Face aux déclarations des prévenus, le ministère public a insisté sur la nécessité d’éclaircir les procédures aériennes appliquées dans cette affaire. « Nous parlons ici d’une violation aérienne. Nous avons besoin de spécialistes pour déterminer s’il y a effectivement eu violation », a déclaré le procureur, avant de demander la comparution d’un agent de la tour de contrôle.
Une demande rejetée par le juge. « L’audition d’autres personnes n’est pas nécessaire. Le débat est clos.

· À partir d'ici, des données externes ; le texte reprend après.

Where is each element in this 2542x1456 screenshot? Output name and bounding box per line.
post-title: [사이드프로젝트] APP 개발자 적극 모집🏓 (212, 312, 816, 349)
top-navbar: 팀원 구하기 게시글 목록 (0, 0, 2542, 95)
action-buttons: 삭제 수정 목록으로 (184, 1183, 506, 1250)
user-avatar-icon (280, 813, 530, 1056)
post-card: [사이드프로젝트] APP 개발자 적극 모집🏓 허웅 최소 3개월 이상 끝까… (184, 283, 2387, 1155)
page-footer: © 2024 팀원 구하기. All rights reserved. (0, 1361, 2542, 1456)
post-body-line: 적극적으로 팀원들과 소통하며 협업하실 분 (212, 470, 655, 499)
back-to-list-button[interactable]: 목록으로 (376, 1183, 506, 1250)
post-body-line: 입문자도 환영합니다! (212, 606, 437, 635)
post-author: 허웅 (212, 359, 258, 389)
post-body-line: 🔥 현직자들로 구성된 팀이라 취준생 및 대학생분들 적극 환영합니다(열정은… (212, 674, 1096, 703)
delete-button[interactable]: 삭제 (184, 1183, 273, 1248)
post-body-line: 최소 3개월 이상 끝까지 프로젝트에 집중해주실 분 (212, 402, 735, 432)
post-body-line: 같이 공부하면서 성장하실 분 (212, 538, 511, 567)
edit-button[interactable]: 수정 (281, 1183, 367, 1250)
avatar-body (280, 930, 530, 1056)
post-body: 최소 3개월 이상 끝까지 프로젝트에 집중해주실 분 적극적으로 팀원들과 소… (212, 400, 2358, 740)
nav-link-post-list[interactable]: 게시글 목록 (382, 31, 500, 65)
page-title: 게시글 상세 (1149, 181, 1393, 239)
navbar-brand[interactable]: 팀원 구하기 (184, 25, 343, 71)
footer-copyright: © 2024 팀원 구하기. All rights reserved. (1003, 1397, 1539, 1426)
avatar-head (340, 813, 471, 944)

Place aux réquisitoires et aux plaidoiries », a tranché le président du tribunal.
Dans ses réquisitions, le ministère public a rappelé que la Guinée est signataire de la Convention de Chicago de 1944 relative à l’aviation civile. « La Guinée n’est pas un pays isolé », a soutenu le parquet.
Le procureur a demandé au tribunal de retenir les trois prévenus « dans les liens de la prévention de violation de l’espace aérien » et de les condamner à « un an d’emprisonnement et au paiement de deux millions de francs guinéens chacun ».
Dans leurs plaidoiries, les avocats de la défense ont dénoncé les conditions de l’interpellation de leurs clients. « Ils ont été arrêtés de manière spectaculaire, avec des armes braquées sur eux à leur descente d’avion. Ce procès ne fait pas la fierté de la Guinée », a déclaré l’un des avocats de la défense.
Les conseils ont plaidé la relaxe pure et simple des trois prévenus et demandé « la levée des mesures prises contre l’aéronef », « la restitution des cautions déjà versées » ainsi que « le retour des documents de voyage des prévenus ».
L’affaire a été renvoyée au vendredi 22 mai pour la suite de la procédure.